1 Se la distinzione tra Oriente ed Occidente sorge con la nascita della storiografia greca ad opera di Erodoto (V sec. a.C.), quest’ultimo identificava il secondo ad Eyrope e il primo ad Asie e collocava il confine tra i due “mondi” nell’Ellesponto, quella lingua di mare che collega il Mar di Tracia con l’Egeo mediterraneo. Con l’eponimo Asie, Erodoto e i greci designavano, in particolare, l’antica Lidia, i cui territori si estendevano immediatamente ad est della Ionia. L’Oriente greco coincideva, pertanto, con l’area mediterraneo-micrasiatica. Posto che ogni confine, in quanto limite, così come può separare, ancor prima lega e mantiene in contatto, se diamo ascolto ad Esiodo (VII sec. a. C.), Eyrope kai Asie, per il mito, erano sorelle, figlie di Oceano e Teti. Una tale fratellanza sarà ristabilita, sul piano geopolitico, dalle imprese di Alessandro Magno, che inaugurarono quella cultura ellenistica, grazie alla quale la divisione erodotea tra Ellenes e barbaroi viene subito superata, con effetti e ricadute, che si ripercuoteranno per lungo tempo, se teniamo conto del fatto che uno dei più significativi prodotti della grecità post-classica come la filosofia dello stoicismo – così vicina a molti aspetti delle sapienze del più lontano oriente – costituì il pensiero dominante a Roma sino ai primi secoli dell’età imperiale. Il fatto è che la filosofia medesima nasce nelle aree grecizzate contigue all’Ellesponto, presso le coste dell’Egeo e della penisola anatolica (Talete, Anassimandro ed Anassimene erano di Mileto; Eraclito di Efeso; Pitagora di Samo e Ferecide di Siro, nelle Cicladi) e presso le colonie italiche della Magna Graecia occidentale, per spostarsi solo successivamente ad Atene (nel V sec. a.C.).

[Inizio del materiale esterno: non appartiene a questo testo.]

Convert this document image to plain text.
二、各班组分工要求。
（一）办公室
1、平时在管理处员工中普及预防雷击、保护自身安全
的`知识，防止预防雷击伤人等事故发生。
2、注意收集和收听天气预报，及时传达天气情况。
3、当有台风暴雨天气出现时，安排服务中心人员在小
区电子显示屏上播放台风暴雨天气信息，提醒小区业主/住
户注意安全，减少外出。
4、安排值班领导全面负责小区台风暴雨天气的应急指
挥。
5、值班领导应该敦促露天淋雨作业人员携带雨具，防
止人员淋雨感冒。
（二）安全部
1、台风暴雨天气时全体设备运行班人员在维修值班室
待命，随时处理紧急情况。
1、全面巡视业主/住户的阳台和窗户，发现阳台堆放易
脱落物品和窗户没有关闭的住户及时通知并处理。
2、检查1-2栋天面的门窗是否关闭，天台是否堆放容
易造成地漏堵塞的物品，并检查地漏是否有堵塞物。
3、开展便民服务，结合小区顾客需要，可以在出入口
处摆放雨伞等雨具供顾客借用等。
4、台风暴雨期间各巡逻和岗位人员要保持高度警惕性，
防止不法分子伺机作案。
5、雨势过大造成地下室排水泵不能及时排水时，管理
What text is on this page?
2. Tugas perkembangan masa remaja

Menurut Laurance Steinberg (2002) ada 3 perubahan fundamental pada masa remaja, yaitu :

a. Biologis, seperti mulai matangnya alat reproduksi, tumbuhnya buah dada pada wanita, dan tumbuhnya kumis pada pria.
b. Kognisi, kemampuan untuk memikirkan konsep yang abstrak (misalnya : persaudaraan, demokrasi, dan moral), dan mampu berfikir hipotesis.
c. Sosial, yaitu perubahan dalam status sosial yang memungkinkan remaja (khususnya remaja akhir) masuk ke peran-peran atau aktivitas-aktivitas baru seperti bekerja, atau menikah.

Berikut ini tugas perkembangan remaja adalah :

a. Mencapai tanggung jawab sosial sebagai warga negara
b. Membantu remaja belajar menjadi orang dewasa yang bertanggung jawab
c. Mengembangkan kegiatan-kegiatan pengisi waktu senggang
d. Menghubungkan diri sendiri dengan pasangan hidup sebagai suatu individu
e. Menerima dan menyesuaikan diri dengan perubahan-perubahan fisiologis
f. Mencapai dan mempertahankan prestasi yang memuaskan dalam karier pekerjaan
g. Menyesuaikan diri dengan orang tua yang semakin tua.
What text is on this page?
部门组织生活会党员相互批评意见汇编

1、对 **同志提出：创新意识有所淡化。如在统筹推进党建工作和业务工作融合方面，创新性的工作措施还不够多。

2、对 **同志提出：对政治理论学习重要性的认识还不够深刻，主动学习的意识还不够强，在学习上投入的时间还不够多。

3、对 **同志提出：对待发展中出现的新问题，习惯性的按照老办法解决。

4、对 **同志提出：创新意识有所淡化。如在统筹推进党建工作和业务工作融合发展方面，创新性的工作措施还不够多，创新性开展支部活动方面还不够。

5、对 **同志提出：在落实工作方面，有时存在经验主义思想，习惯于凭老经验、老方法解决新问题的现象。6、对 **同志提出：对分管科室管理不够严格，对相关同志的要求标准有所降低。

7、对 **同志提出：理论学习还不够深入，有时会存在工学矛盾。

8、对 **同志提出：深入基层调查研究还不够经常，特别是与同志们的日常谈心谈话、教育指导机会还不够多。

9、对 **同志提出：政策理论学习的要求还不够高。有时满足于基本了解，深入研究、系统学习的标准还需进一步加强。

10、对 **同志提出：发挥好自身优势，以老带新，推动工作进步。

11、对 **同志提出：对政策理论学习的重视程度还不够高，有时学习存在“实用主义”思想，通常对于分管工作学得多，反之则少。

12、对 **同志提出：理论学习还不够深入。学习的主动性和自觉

Tutto ciò testimonia come quella sottile striscia di mare, che i greci avevano denominato Ellesponto e che si insinua nella parte orientale del Mediterraneo, non ha mai agito veramente quale linea di separazione, bensì come limite, il quale appartiene ugualmente ad entrambi i limitati, rendendo impossibile la loro reciproca estraneità.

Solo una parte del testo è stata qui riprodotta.